9. The goal with wireless forensics is to capture and analyze wireless communication. Sometimes there is a problem to see both ends of the communication, for example if there is an AP in the middle of a house and you have clients moving in different locations to and from the AP. How do you solve these problems with Aircapture Wlan 14.
True, Sometimes it could happen that we can loose packets because of this kind of issue as we have our Aircapture Wlan 14 unit closer to one part of the communication outside a house. This all depends on how walls are constructed etc. In these cases it can be necessary to use the Aircapture Wlan 14 multipoint monitoring feature which basically involves using 2 or more Aircapture Wlan 14 units on different parts of the link when you really don’t want to risk ANY loss of data. The feature includes aome reconstruction features.

10. In the USA it´s illegal to capture data in the air, if I don´t have a search warrant and if I do have I am not allowed to capture any other data than for that certain client or AP. In Europe this is not the case but how can Aircapture Wlan 14 solve this problem for me in the USA, I still want to capture data if the client is moving or roaming.
True, Aircapture Wlan 14 has prefiltering mechanism we especially developed for the US market. Basically we only capture data on a certain SSID, Mac address or IP of the Search Warrant. We apply this filter on ALL radios. This means you will not loose any data even if the client will roam! All actions from the officer using Aircapture Wlan 14 will be logged in our unit for proof of concept.

11. We are interested in looking at http, smtp and chat conversation, not only PCAP files -how can AirCapture help us all the way.
Wlan 14 and Wlan 14+ was designed to solve problems with capturing data in wireless lan environments. Problems like mobility, roaming and reach are solved with our superior RF and simultaneous capture of all possible channels. Our integrated Encryption Buster software and FPGA solution solves issues with decrypted networks. To analyze the actual applications and reconstruct traffic like web, chat and email there are many open source sw solutions available that can be used such as the Wireshark tool, but unfortunately they are not easy to use and not designed as a forensics tool.
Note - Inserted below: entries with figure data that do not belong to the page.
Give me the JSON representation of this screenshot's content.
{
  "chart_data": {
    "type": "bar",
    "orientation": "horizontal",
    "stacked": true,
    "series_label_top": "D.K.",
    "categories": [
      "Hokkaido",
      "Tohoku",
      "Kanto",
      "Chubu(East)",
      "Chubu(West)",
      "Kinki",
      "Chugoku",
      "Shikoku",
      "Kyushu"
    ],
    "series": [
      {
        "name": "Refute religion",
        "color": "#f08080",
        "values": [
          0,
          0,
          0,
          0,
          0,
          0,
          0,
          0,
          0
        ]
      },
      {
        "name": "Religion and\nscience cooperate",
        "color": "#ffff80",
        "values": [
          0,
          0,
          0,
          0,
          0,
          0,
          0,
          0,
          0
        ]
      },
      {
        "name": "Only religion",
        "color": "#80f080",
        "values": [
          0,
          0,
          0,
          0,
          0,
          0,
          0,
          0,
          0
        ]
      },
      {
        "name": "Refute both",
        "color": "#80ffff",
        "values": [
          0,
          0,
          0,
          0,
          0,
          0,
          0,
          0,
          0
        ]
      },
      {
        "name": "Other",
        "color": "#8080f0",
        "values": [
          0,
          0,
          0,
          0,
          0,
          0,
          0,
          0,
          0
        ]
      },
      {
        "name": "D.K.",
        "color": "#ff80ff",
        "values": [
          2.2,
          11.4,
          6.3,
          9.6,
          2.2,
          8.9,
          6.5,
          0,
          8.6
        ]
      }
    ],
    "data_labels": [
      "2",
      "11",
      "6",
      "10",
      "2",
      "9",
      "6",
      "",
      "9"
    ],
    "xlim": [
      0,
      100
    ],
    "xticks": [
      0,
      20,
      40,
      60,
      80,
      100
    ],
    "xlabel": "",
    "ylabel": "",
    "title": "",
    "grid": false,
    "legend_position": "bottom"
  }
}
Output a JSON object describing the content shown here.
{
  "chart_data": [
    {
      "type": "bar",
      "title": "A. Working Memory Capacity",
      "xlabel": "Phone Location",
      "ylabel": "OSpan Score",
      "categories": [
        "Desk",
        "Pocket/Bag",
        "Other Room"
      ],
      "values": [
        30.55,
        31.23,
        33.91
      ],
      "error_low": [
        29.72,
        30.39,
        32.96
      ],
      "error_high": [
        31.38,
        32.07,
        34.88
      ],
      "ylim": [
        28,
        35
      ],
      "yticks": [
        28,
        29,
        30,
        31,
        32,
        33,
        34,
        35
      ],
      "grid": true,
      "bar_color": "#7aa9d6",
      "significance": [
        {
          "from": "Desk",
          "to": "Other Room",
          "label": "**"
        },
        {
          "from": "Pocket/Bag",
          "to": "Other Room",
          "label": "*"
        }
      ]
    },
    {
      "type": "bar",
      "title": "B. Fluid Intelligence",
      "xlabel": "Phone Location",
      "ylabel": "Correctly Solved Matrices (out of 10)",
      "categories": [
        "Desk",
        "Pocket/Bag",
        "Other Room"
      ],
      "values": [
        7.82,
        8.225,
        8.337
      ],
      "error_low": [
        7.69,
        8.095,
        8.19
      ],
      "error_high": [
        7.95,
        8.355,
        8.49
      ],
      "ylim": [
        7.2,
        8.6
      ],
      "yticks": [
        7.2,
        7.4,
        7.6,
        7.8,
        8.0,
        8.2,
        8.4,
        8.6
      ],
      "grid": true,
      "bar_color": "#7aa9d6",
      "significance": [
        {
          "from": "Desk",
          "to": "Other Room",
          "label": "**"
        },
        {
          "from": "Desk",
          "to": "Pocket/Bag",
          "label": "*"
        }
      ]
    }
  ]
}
These tools can be used and import pcap files produced by AirCapture Wlan 14 and Wlan 14+ however because of the lack of both easy to use open source and commercial tools Our own AirCapture Wireless Forensics Analyzer ( WFA ) was developed in spring 2008. WFA can import Traffic, 802.13 standard pcap or 802.11 pcaps and gives you a professional forensics tool which includes offline http reconstruction, chat reconstruction, email reconstruction, image viewer and more. On the 802.11 layer it adds unique expert functionality to find things like evil twins and max spoofing on several radio channel pcaps imported. WFA trial version can be downloaded from our download page.

12. Following targets and collecting data can be difficult if the targets MAC address is not known - how can AirCapture help us to collect the interesting traffic.
When you know the target MAC it is easy to activate a filter on this MAC client or AP on all channels simultaneously in Wlan 14 Gui, If not known and there is a lot of WiFi in the air, for example outside a popular hotspot in a city - it can be difficult to understand the target MAC - in this case you can either verify by looking at the application data captured on all the traffic, there might be text you can search for like a name or other identity and afterwards you can classify the target MAC in Gui with a name and then continue to follow the suspect with the filter applied as he moves and exchange data with hotspots. Another possibility is to use our SmartFind tm feature that has automated functionality to understand if same MAC address is found at different locations.